I sent this to the local paper but never heard back. I sent it kinda late for the holidays so I thought it might not get published. Ah well. I'll just publish it my self.
“The black car is gone again. “
My mother and her mother before her were inveterate neighborhood watchers. They were not really gossip seekers; they were chroniclers of the comings and goings of folks. When mom is home in North Carolina she and I chat on the phone. She tells me about who is walking a dog and how many birds are at the feeder. I did not inherit this trait. My view out of a window is rather more visceral. I see colors and shapes and the passing of shadows. When Mom asks me who owns the black car I am at a loss.
“What black car?”
If Mom is at my window it’s because she’s here for the holiday visit, which became annual about four years ago. At dinner time I’d call her into the kitchen, she’d lean toward the window and announce with jubilation,” The lights are on! The lights are on!” The first few times she did it I thought she was looking at the lights in the windows of other apartments and didn’t understand the fanfare.
There is a deck on the back of a building on the other side of the parking lot. Each year after Thanksgiving it has been decorated with lights. I guess I had noticed them but never with the joy that Mom took in their nightly appearance.
Last year, shortly after Christmas, I snapped out of my window stupor one afternoon and noticed a guy taking down the lights. I half threw myself out of the window trying to get his attention. “Hey! Hey! I want to say thanks for the lights! My mother loves them! “
The light guy smiled and said something about having big plans for next year.
A few months ago my landlord asked me if I knew that Donald Casper had died. I didn’t think I knew Donald Casper but he showed me an announcement on which was a picture of someone I recognized.
I learned more about Mr. Casper and his untimely death, killed by a hit and run driver. I learned that he’d been an active member of the San Francisco community, so much so that the flag at city hall had been lowered to half mast after his passing. I didn’t know that guy. Had we met, we might not have been friends.
When you live in a city you have lots of these kind of relationships. A neighbor whom you never meet but you admire the garden they’ve planted in the small square of dirt under a tree. A crossing card with whom you exchange pleasantries until one day she is replaced by a younger person and you never get the chance to say goodbye. Relationships that live like small flashes of light that are only connected in random moments of reverie.

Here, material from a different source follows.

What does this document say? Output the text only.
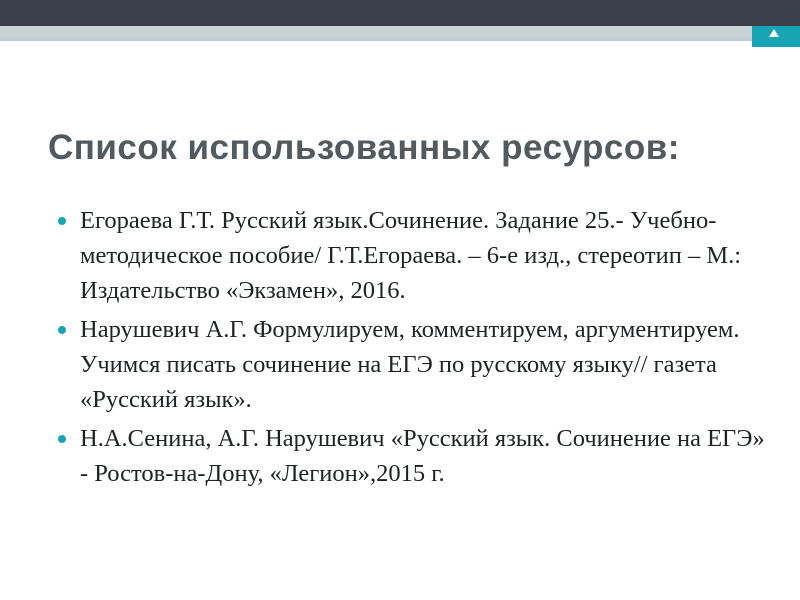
Список использованных ресурсов:
Егораева Г.Т. Русский язык.Сочинение. Задание 25.- Учебно-методическое пособие/ Г.Т.Егораева. – 6-е изд., стереотип – М.: Издательство «Экзамен», 2016.
Нарушевич А.Г. Формулируем, комментируем, аргументируем. Учимся писать сочинение на ЕГЭ по русскому языку// газета «Русский язык».
Н.А.Сенина, А.Г. Нарушевич «Русский язык. Сочинение на ЕГЭ» - Ростов-на-Дону, «Легион»,2015 г.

I am tempted to resolve to be more like Mom and Grandmom. But I know myself. The world outside my window is something more than scenery but I still don’t know who owns the black car. Mom is here for the holidays. I showed her all the articles written about Mr. Casper. We talk about how sad it is. And every night, when she comes into the kitchen for dinner I see her look toward the deck. She is still keeping track of comings and goings. For us he will always be the light guy.